In this embodiment, a roll 4 with a spiral electrode 7b embedded therein as shown in FIG. 3 was used as the SP roll, but for example, a spiral electrode 7 as shown in FIG.
An old SP roll having a structure in which b' is protruding may also be used.

〔Effect of the invention〕

As described above in detail, according to the present invention, it is possible to obtain a transferred image with extremely excellent print quality without performing skewed image transfer onto paper as in the conventional method.

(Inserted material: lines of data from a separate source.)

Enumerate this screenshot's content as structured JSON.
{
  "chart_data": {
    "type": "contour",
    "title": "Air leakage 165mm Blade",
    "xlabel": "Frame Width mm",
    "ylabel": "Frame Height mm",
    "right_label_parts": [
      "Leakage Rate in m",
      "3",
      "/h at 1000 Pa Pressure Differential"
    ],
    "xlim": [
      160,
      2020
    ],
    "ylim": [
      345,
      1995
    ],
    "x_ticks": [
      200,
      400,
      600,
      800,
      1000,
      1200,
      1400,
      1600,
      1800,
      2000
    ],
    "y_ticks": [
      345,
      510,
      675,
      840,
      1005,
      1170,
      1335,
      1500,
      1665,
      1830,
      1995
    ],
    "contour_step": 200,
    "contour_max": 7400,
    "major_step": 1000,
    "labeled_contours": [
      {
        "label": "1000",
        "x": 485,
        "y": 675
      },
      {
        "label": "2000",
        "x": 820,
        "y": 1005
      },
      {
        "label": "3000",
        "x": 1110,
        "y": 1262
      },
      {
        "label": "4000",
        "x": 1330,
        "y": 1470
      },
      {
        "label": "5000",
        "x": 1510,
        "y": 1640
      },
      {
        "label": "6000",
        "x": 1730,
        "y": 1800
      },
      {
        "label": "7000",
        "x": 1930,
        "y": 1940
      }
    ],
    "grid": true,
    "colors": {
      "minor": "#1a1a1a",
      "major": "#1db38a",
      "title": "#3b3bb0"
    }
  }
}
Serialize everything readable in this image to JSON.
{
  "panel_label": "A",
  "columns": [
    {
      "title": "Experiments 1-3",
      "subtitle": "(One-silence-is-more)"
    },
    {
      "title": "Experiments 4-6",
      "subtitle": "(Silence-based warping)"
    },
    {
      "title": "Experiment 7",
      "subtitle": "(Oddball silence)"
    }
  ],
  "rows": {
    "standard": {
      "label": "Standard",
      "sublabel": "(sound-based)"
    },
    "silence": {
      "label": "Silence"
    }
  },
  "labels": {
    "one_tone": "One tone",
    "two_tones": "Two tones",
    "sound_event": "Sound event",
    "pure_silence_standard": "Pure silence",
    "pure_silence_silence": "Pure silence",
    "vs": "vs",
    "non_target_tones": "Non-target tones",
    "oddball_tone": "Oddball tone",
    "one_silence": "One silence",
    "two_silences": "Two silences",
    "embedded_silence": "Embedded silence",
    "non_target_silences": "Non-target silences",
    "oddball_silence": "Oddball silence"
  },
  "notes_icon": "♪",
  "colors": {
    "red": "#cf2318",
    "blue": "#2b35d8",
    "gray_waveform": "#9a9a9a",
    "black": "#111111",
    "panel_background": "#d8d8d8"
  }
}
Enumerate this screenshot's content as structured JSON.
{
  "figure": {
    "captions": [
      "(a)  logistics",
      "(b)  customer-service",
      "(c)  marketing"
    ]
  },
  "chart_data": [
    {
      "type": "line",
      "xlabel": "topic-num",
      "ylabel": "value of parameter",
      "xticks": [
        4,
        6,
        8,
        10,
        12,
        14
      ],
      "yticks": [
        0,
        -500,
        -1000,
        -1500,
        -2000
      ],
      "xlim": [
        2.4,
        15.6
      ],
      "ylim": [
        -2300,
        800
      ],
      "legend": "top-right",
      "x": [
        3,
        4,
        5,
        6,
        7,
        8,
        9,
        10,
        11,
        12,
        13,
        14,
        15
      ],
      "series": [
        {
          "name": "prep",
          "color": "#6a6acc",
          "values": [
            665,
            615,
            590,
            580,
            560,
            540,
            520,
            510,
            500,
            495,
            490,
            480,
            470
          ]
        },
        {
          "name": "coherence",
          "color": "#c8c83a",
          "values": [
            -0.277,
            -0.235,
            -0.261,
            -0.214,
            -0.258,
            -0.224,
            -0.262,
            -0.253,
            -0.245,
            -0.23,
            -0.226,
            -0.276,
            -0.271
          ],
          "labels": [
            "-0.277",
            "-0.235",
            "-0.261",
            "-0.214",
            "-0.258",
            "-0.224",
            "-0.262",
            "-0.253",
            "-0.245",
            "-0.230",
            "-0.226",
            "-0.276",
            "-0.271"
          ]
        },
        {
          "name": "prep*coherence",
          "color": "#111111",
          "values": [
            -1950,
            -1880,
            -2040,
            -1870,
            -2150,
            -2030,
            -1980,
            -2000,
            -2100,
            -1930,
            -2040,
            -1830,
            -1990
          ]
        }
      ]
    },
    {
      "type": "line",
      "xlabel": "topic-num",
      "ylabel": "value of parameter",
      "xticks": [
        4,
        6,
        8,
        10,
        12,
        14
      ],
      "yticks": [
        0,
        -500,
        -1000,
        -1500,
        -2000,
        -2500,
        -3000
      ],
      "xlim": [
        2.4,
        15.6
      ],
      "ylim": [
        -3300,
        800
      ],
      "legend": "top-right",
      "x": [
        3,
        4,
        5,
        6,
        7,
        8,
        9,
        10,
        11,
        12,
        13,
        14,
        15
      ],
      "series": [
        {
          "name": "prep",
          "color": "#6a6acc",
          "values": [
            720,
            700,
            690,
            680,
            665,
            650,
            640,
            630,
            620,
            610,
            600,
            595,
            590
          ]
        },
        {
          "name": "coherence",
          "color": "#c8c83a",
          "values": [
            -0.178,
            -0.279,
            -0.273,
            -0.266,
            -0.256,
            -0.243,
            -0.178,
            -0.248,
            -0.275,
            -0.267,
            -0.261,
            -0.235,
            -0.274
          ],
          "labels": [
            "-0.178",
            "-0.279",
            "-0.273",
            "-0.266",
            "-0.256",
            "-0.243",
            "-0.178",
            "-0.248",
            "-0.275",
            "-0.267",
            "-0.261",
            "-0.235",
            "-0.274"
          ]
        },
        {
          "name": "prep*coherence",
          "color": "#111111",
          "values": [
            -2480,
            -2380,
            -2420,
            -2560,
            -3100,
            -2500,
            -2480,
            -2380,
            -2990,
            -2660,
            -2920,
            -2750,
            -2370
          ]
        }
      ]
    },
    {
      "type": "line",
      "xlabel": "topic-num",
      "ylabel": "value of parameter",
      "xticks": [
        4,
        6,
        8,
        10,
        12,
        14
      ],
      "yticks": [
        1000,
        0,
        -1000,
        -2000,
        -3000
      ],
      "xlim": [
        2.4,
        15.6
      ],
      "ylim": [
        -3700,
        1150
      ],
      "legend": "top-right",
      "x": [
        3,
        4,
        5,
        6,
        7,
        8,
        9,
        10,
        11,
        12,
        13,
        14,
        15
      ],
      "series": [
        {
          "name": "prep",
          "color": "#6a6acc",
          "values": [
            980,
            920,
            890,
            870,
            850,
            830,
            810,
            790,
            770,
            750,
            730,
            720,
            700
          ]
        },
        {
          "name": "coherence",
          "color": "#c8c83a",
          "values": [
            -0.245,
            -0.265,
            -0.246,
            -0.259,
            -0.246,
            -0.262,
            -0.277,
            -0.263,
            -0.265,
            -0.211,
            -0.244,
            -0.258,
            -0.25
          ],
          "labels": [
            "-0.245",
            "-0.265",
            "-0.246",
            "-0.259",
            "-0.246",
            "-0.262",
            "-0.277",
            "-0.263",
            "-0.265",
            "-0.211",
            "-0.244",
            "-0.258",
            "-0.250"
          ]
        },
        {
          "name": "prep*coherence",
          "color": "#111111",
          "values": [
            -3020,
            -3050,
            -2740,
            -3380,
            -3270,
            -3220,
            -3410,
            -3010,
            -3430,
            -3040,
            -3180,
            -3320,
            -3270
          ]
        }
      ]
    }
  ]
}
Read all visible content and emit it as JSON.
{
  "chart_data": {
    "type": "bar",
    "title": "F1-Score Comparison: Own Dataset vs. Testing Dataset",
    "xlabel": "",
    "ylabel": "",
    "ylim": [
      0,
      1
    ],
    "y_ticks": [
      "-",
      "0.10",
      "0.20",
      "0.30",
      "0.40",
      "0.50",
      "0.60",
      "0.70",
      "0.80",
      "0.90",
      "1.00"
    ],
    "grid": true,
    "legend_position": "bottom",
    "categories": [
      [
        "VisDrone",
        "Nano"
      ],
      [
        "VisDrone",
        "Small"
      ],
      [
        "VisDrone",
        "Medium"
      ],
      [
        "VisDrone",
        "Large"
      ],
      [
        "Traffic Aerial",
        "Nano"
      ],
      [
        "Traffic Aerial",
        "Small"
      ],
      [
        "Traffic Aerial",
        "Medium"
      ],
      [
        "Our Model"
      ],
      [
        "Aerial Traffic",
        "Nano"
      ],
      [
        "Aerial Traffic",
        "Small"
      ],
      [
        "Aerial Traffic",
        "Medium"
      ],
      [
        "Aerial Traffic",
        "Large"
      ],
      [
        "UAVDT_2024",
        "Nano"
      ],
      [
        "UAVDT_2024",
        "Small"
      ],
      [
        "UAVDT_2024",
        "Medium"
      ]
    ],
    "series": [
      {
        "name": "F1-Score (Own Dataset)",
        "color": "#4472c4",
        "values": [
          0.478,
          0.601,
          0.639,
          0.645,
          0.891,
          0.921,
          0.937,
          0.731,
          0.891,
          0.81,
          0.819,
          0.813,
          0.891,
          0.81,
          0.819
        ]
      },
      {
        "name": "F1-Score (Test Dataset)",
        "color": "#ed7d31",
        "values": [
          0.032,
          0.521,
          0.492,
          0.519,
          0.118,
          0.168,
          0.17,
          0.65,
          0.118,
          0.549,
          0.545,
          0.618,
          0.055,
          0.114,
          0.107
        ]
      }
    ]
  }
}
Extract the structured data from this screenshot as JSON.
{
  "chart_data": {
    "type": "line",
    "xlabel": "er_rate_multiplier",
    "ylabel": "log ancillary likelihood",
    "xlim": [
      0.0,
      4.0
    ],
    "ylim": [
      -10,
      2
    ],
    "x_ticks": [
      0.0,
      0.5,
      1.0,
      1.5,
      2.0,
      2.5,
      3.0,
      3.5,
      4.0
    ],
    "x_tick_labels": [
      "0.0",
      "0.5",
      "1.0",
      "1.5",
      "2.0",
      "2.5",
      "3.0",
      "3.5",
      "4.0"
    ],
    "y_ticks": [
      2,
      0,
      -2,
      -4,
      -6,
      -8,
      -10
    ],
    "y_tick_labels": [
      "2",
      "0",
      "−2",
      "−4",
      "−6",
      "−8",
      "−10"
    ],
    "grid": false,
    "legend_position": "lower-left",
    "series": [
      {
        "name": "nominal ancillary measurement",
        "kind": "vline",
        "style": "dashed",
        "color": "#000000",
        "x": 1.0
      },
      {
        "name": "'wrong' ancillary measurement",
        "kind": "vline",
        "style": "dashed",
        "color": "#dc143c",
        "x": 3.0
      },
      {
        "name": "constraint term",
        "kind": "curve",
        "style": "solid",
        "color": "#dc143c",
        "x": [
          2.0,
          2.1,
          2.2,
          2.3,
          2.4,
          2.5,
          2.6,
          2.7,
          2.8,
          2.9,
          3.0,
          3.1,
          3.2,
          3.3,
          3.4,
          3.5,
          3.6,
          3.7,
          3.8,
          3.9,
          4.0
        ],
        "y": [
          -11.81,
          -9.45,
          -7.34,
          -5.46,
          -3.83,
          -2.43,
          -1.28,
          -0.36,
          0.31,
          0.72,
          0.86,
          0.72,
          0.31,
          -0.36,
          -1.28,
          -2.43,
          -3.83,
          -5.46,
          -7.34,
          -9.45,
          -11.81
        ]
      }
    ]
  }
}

Furthermore, it is possible to provide an ink transfer device with improved transfer speed compared to conventional ink transfer devices.

[Brief explanation of drawings]

FIG. 1 is a diagram showing the main parts of an ink transfer device according to an embodiment, FIG. 2 is a diagram showing the overall configuration of an ink transfer device according to an embodiment, FIG. 3 is a cross-sectional view of an sp roll, and FIG. 4 is a control electrode. A plan view of the film, Fig. 5 is a cross-sectional view of the control electrode film, Fig. 6 is a diagram that does not show the arrangement relationship between the spiral electrode and the opening of the control electrode film in the SP old roll unfolded state, and Fig. 7 is a diagram showing the opening of the control electrode film. FIG. 8 is a configuration diagram of an ink transfer device of another embodiment, and FIG. 9 is a diagram of an ink transfer device of another embodiment. FIG. 10 is a diagram showing a modification of the old SP roll. 1... Ink transfer device, 2... Paper feed roller, 3... Conveyance roll, 4... Conveyance guide plate, 5... Transfer section, 6... Conveyance belt, 7.19...・SP old roll 7a... Base body, 7b... Spiral electrode, 8.18... Control electrode film, 8a, 18a... Segment electrode, 8b... Mask electrode, 8a'', 8b''...・Opening portion, 9.21... Ink drum, 10... Ink box, 11... Ink roller, 12... Ink cleaner, 13... Paper feed cassette, 14... Paper output tray 15 ...Ink, 16.17...Power supply, S... Switch.

Claims (1)

[Scope of Claims] 1) An ink drum whose surface is coated with ink and a predetermined potential is applied; a helical electrode body that is placed opposite to the ink drum and has a helical electrode formed on its surface and rotates at a predetermined speed; It has a plurality of divided electrodes formed between an electrode body and the ink drum, and by setting the spiral electrode and the divided electrodes to a predetermined potential according to a print signal, a predetermined distance from the ink surface is created between the ink drum and the divided electrodes. An ink transfer device that selectively transfers ink to a sheet of paper that is conveyed while holding a paper. 2) When the angle between the axial direction of the ink drum and the divided electrode is θ_W, and the angle between the axial direction of the ink drum and the spiral electrode is θ_S_P, tan θ_W=(
2. The ink transfer device according to claim 1, wherein K-cotθ_S_P)^-^1 (where K is an arbitrary integer).